Goodskate
A platform for clarity in skating, movement, and development.
A skate can be fatiguing without building anything repeatable. It can look sharp in a drill without translating into context. It can feel varied without expanding what a player can actually control.
So what are we actually trying to do?
Goodskate exists to make skating more understandable in functional terms. It’s a space to think carefully about what quality skating actually looks like, how it develops, and why some movement holds up over time while other movement breaks down.
The work here draws from two complementary frameworks—Reformed Powerskating and Functional Pragmatism—not as fixed programs to adopt, but as tools to better define, train, and observe skating that truly works.
Reformed Powerskating
Reformed Powerskating (RP) focuses on the mechanics of skating and how they function under real constraints. It treats skating as a system of interacting elements—stance, stride, edge engagement, acceleration, turning, gliding, sequencing, force application, and balance—as they appear in motion, under load, and in game conditions.
The reform is not about discarding powerskating, but about addressing its gaps and limitations. Traditional powerskating often emphasized:
isolated postures,
exaggerated movements held for demonstration,
“loud” mechanics (vertical hip oscillation, over-extended pushes, sweeping arm motions),
aesthetic correctness over functional organization,
and choreographed sequences that look controlled but do not scale into real performance.
Reformed Powerskating re-centers mechanics around what the game actually requires. It prioritizes:
stability that supports continuous movement,
force transfer that works at game speed,
stride patterns that remain organized under pressure,
edge control that connects to timing and decision-making,
and movement that maintains integrity across variable situations.
In short, it works backward from the demands of the game toward the mechanics and capacities that enable them. The objective is simple: movement made for the game—skating that meets the demands of the sport.
Functional Pragmatism
Functional Pragmatism (FP) provides the principles that explain how movement develops and why certain interventions work. It draws from motor learning, biomechanics, ecological psychology, and systems thinking, but remains grounded in practical outcomes.
Functional Pragmatism clarifies:
how stability supports adaptability,
how patterns form, deepen, collapse, and reorganize,
how attunement becomes persistent,
how plasticity underlies retention,
how capacities shape coordination,
how constraints influence but don’t fully determine solutions,
how abilities underpin skill,
how diagnostic variation reveals limitations,
and how learning is both informational and mechanical.
Functional Pragmatism gives language and logic to what skaters actually experience on the ice. Where Reformed Powerskating builds the movement, Functional Pragmatism explains why it works.
Principles meeting practice
Together, Reformed Powerskating and Functional Pragmatism form a coherent system. Functional Pragmatism describes how movement and skill develop.
Reformed Powerskating applies those principles to how skating functions under real constraints.
They meet in core concepts such as:
stability (mechanical, coordination, perceptual, neural, behavioural),
attunement,
movement capacity,
coordination patterns,
variability that supports structure,
the mechanics–abilities–skill taxonomy,
robustness across contexts,
and diagnosis through controlled variation.

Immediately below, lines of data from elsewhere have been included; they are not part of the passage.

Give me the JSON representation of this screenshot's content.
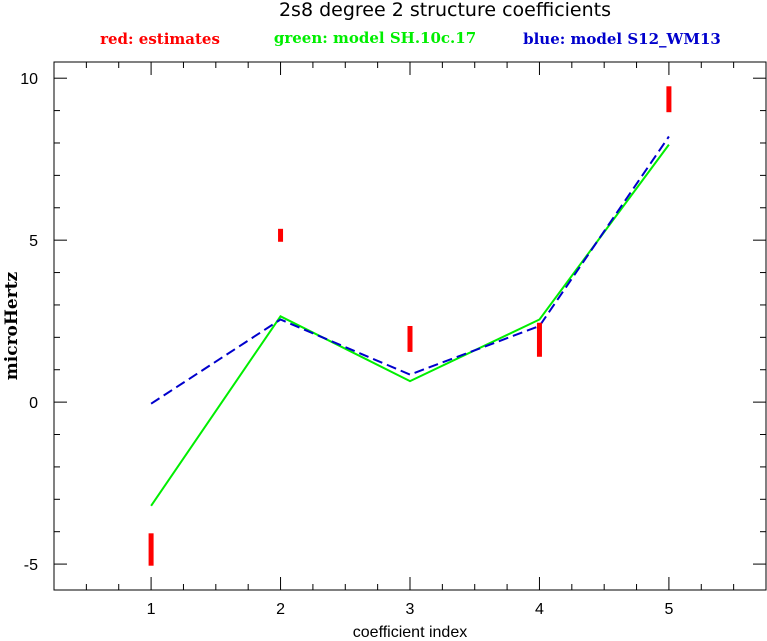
{
  "chart_data": {
    "type": "line",
    "title": "2s8 degree 2 structure coefficients",
    "xlabel": "coefficient index",
    "ylabel": "microHertz",
    "xlim": [
      0.25,
      5.75
    ],
    "ylim": [
      -5.8,
      10.5
    ],
    "x_ticks": [
      1,
      2,
      3,
      4,
      5
    ],
    "y_ticks": [
      -5,
      0,
      5,
      10
    ],
    "legend": [
      {
        "label": "red: estimates",
        "color": "#ff0000"
      },
      {
        "label": "green: model SH.10c.17",
        "color": "#00ee00"
      },
      {
        "label": "blue: model S12_WM13",
        "color": "#0000cc"
      }
    ],
    "series": [
      {
        "name": "green: model SH.10c.17",
        "color": "#00ee00",
        "style": "solid",
        "x": [
          1,
          2,
          3,
          4,
          5
        ],
        "values": [
          -3.2,
          2.65,
          0.65,
          2.55,
          7.95
        ]
      },
      {
        "name": "blue: model S12_WM13",
        "color": "#0000cc",
        "style": "dashed",
        "x": [
          1,
          2,
          3,
          4,
          5
        ],
        "values": [
          -0.05,
          2.55,
          0.85,
          2.35,
          8.2
        ]
      }
    ],
    "estimates": {
      "name": "red: estimates",
      "color": "#ff0000",
      "x": [
        1,
        2,
        3,
        4,
        5
      ],
      "low": [
        -5.05,
        4.95,
        1.55,
        1.4,
        8.95
      ],
      "high": [
        -4.05,
        5.35,
        2.35,
        2.45,
        9.75
      ]
    },
    "grid": false,
    "legend_placement": "top"
  }
}
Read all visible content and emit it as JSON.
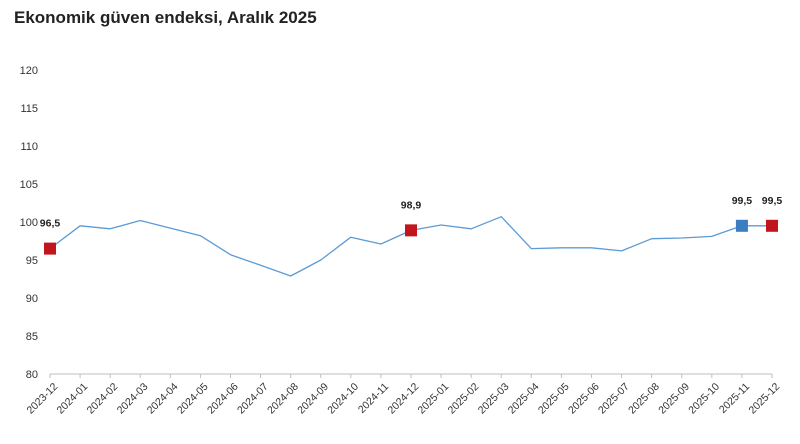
{
  "title": "Ekonomik güven endeksi, Aralık 2025",
  "colors": {
    "line": "#5b9bd5",
    "marker_red": "#c0161c",
    "marker_blue": "#3a7dc1",
    "axis": "#bfbfbf"
  },
  "chart_data": {
    "type": "line",
    "title": "Ekonomik güven endeksi, Aralık 2025",
    "xlabel": "",
    "ylabel": "",
    "ylim": [
      80,
      120
    ],
    "yticks": [
      "80",
      "85",
      "90",
      "95",
      "100",
      "105",
      "110",
      "115",
      "120"
    ],
    "grid": false,
    "categories": [
      "2023-12",
      "2024-01",
      "2024-02",
      "2024-03",
      "2024-04",
      "2024-05",
      "2024-06",
      "2024-07",
      "2024-08",
      "2024-09",
      "2024-10",
      "2024-11",
      "2024-12",
      "2025-01",
      "2025-02",
      "2025-03",
      "2025-04",
      "2025-05",
      "2025-06",
      "2025-07",
      "2025-08",
      "2025-09",
      "2025-10",
      "2025-11",
      "2025-12"
    ],
    "series": [
      {
        "values": [
          96.5,
          99.5,
          99.1,
          100.2,
          99.2,
          98.2,
          95.7,
          94.3,
          92.9,
          95.0,
          98.0,
          97.1,
          98.9,
          99.6,
          99.1,
          100.7,
          96.5,
          96.6,
          96.6,
          96.2,
          97.8,
          97.9,
          98.1,
          99.5,
          99.5
        ]
      }
    ],
    "markers": [
      {
        "category": "2023-12",
        "value": 96.5,
        "label": "96,5",
        "color": "#c0161c"
      },
      {
        "category": "2024-12",
        "value": 98.9,
        "label": "98,9",
        "color": "#c0161c"
      },
      {
        "category": "2025-11",
        "value": 99.5,
        "label": "99,5",
        "color": "#3a7dc1"
      },
      {
        "category": "2025-12",
        "value": 99.5,
        "label": "99,5",
        "color": "#c0161c"
      }
    ]
  }
}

Goodskate sits at this intersection—where principles and practice come together.
By grounding explanations in how movement actually works, I’ll aim to clarify concepts that are often used loosely, connect mechanical and developmental principles, and bridge the gap between theory and the on-ice realities of skating.
What will emerge is a more functional meaning of “good skating.”
Rather than an aesthetic style or isolated pattern, good skating can be understood as movement organized around purpose and performance.
Structure under force — maintaining integrity through speed, load, and contact.
Efficient energy transfer — directing force cleanly through the system without collapse.
Stable yet flexible coordination — patterns that adapt without deteriorating.
Effective center of mass and blade management — balance, control, and edge access in motion.
Real-time reorganization — reading information and adjusting movement accordingly.
Stability without stiffness; flexibility without fragility — consistent mechanics paired with adaptive capacity.
Robust problem-solving — functional performance across speeds, angles, opponents, and pressures.
Goodskate seeks to bring these elements into focus and provide a consistent language for players, coaches, and parents—describing skating not by how it looks in isolation, but by how it functions within the demands of the sport.
This focus naturally leads to the questions that guide the work here:
What are the non-negotiables of strong skating in hockey — in function, not just in theory?
What should a coach be able to diagnose quickly?
What can be built through targeted work, and what only changes through time and exposure?
Which common skating cues are useful, and which are simply tradition?
How do we hold coaching to a consistent quality standard?
How do we make skating improvement measurable and repeatable?
Ultimately: What are we building, how do we know, and what should it look like when it works?
If we can answer that better, skating development becomes easier to define, easier to coach, and easier to trust.